OpenAI CEO Sam Altman recently announced on X that o3-mini, a lighter and faster version of o3, will soon be available to the public. In a post on X (formerly Twitter), Altman stated, “Great news: the free ChatGPT level will get o3-mini! (and the Plus level will have extensive use of o3-mini).”
This move aims to make the advanced reasoning capabilities of o3 accessible to a wider audience, giving free users the opportunity to experience the potential of this new model.
2025: the year of AI agents
The year 2025 is predicted to be the year for the rise of artificial intelligence agents, autonomous systems designed to perform complex tasks without the need for constant human supervision. These agents represent an evolution from traditional chatbots, as they can manage complex workflows, make autonomous decisions, and interact with various systems proactively. According to a Financial Times analysis, investors are focusing their attention on AI agent-based enterprise products, which are considered highly lucrative despite their apparent simplicity.

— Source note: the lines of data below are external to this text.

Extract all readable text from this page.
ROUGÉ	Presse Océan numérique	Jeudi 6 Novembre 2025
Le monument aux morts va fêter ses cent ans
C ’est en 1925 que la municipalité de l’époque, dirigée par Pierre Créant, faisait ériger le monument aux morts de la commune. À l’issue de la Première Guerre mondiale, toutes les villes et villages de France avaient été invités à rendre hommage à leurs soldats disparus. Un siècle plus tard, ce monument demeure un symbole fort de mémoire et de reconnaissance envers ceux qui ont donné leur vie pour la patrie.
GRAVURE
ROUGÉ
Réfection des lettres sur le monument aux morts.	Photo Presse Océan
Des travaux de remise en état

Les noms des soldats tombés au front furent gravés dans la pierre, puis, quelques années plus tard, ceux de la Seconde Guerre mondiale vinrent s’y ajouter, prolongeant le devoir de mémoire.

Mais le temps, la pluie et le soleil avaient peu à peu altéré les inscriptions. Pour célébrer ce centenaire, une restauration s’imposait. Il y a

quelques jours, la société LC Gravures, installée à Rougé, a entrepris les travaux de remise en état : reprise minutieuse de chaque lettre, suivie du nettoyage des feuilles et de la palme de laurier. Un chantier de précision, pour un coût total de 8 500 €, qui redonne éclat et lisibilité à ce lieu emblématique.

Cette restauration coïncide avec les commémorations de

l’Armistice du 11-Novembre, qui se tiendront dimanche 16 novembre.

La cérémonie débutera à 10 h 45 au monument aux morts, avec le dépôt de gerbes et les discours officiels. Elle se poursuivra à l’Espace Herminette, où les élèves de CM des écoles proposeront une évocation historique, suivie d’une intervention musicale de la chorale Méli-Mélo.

No longer will we speak only of text generators with previously unimaginable capabilities, but of automated software capable of booking trips, making purchases, filling out forms and much more. This evolutionary leap could fundamentally change our relationship with technology, making AI indispensable tools in our daily lives just as smartphones disruptively entered our pockets a few years ago.
Impact on the world of work
The integration of AI agents could bring about changes in the work world. On the one hand, automation of repetitive tasks will free workers from tedious actions, allowing them to focus on more creative and strategic activities. On the other, there is a risk of a reduction of jobs in traditional roles. Several studies warn that automation through AI could increase inequality in the world of work unless the government provides adequate support to small businesses and workers.
To mitigate these effects, we will need to invest in workforce retraining and promote equitable collaboration between humans and machines, but we leave these thoughts to those in authority.